The setting illustrates the progress and limitations in China's ambitions become a world financial power. Just last week, the country's growing heft in international markets hit home when a 9 percent drop in Shanghai triggered declines around the globe.
But China needs to do far more to open its financial sector and underdeveloped capital markets, for the sake of its own well-being and global stability, Paulson said in comments in Tokyo this week.
Paulson met Wednesday in Beijing with Chinese Vice Premier Wu Yi, a former trade minister, China's most powerful woman and a key point person for dealings with Washington.
Paulson did not make any public comments in Beijing, but in Tokyo on Tuesday he told Japanese officials that the U.S. has three main goals in its economic dialogue with Beijing: opening China's services sector to foreign investment, improving environmental protection and speeding up Chinese economic reforms.

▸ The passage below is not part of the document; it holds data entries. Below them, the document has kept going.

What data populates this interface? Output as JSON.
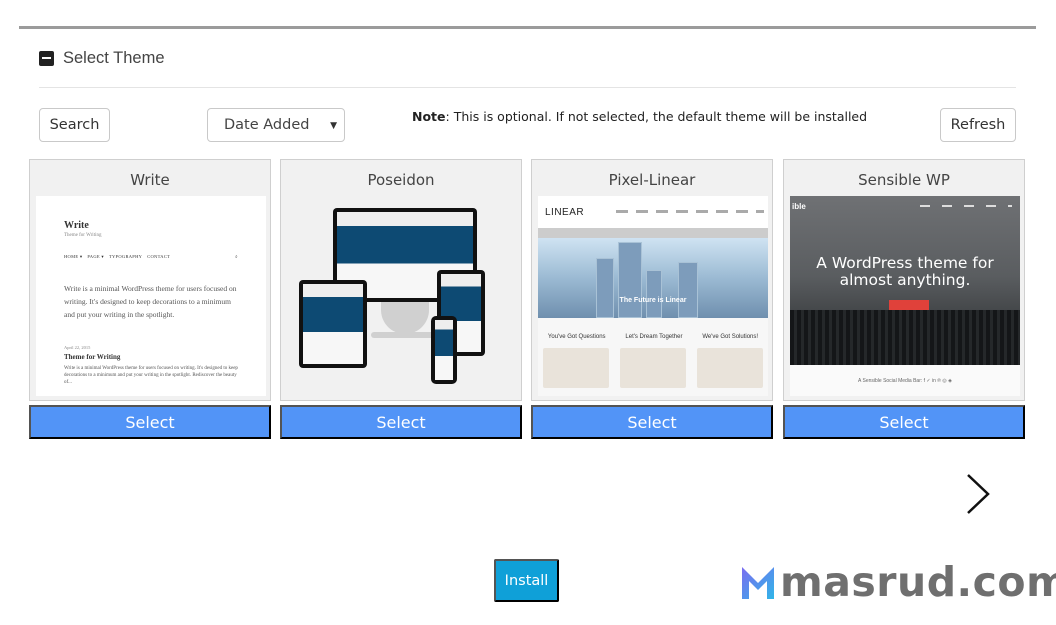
{
  "section": {
    "title": "Select Theme"
  },
  "toolbar": {
    "search_label": "Search",
    "sort_selected": "Date Added",
    "note_label": "Note",
    "note_text": ": This is optional. If not selected, the default theme will be installed",
    "refresh_label": "Refresh"
  },
  "themes": [
    {
      "name": "Write",
      "select_label": "Select",
      "preview": {
        "site_title": "Write",
        "tagline": "Theme for Writing",
        "nav": [
          "HOME ▾",
          "PAGE ▾",
          "TYPOGRAPHY",
          "CONTACT"
        ],
        "intro": "Write is a minimal WordPress theme for users focused on writing. It's designed to keep decorations to a minimum and put your writing in the spotlight.",
        "post_date": "April 22, 2015",
        "post_title": "Theme for Writing",
        "post_excerpt": "Write is a minimal WordPress theme for users focused on writing. It's designed to keep decorations to a minimum and put your writing in the spotlight. Rediscover the beauty of..."
      }
    },
    {
      "name": "Poseidon",
      "select_label": "Select",
      "preview": {
        "image": "responsive-devices-mockup"
      }
    },
    {
      "name": "Pixel-Linear",
      "select_label": "Select",
      "preview": {
        "logo": "LINEAR",
        "hero_caption": "The Future is Linear",
        "columns": [
          "You've Got Questions",
          "Let's Dream Together",
          "We've Got Solutions!"
        ]
      }
    },
    {
      "name": "Sensible WP",
      "select_label": "Select",
      "preview": {
        "brand": "ible",
        "hero_text": "A WordPress theme for almost anything.",
        "footer_text": "A Sensible Social Media Bar:  f  ✓  in  ℗  ◎  ◈"
      }
    }
  ],
  "pager": {
    "next_icon": "chevron-right-icon"
  },
  "actions": {
    "install_label": "Install"
  },
  "watermark": {
    "text": "masrud.com",
    "logo_icon": "m-logo-icon"
  },
  "colors": {
    "select_button": "#5294f7",
    "install_button": "#0fa0d8"
  }
}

"Their capital markets are underdeveloped relative to their economy," Paulson told reporters after a meeting at the Tokyo Stock Exchange. "As China moves ahead, there will be less risk for the world economy and benefits for Japan and the whole world," he said.
Such goals have gained urgency given mounting pressure from the Democratic-controlled Congress on the Bush administration to address the U.S. trade deficit with China, which hit a record US$232.5 billion (EUR 176.6 billion) last year.
Paulson, a former head of investment powerhouse Goldman Sachs, has urged China to loosen currency controls that keep the yuan from rising more quickly in value against the dollar. The system, critics say, makes Chinese goods cheap and adds to the trade imbalance.
China's leaders acknowledge that the country's financial markets are a work in progress. Just a week ago, Premier Wen Jiabao rued the "many problems" needed to build up the industry. But they have balked at more drastic reforms that they say might damage the country's fragile financial systems.
But Beijing has domestic politics of its own to consider. With an eye toward a once-in-five-years Communist Party congress in the autumn, leaders are focusing on quality-of-life social issues like free rural schooling, health, housing and pollution.
Major initiatives that might placate Washington will likely be on the back burner.
"It certainly is possible China could open even further but I would be surprised if they did so ahead of next fall's Party Congress," said Nicholas Lardy, a China expert at the Peterson Institute for International Economics, a Washington think tank.
"Even if I am wrong and they do move sooner to open, I don't think it will mitigate problems on the trade and exchange rate front," he said.
In January, a major government financial policy conference in Beijing focused on rural lending and on China's management of its more than US$1 trillion in foreign exchange reserves. There was scant mention of market-opening issues.
China made broad commitments to open its financial markets as a condition for joining the World Trade Organization. In December, the banking industry opened to full foreign competition, though foreign investors wanting stakes in Chinese banks are limited to 25 percent.
Many other restrictions remain. Foreigners are largely barred from directly trading in yuan-denominated shares that form the bulk of the share markets. A few select foreign institutions have been given quotas that amount to only a few percent of market capitalization.
The futures markets, which only trade futures in copper, aluminum, natural rubber and fuel oil, are closed to foreign participation.
Foreign insurers want Beijing to remove obstacles that limit their ability to set up nationwide operations and that cap foreign ownership of a Chinese insurer at 50 percent, the AP said.
Beijing also faces pressure to open up and expand its bond market, a step that would relieve pressure on banks, which currently provide nearly all corporate financing, and would create new ways to hedge risks.
While at Goldman, Paulson visited China dozens of times and is well acquainted with China's financial movers and shakers.
But given the Democratic-led U.S. Congress's preoccupation with protecting American jobs, it is unclear how much political mileage Paulson can get out of lobbying on behalf of Wall Street, says Edward Gresser of the Washington-based Progressive Policy Institute.
"On the Congressional side, I think the main focus is on piracy issues and currency rates rather than on market access," Gresser says. "Congress has been willing to give him some space to operate on China policy, but I have a feeling they are now beginning to look for results."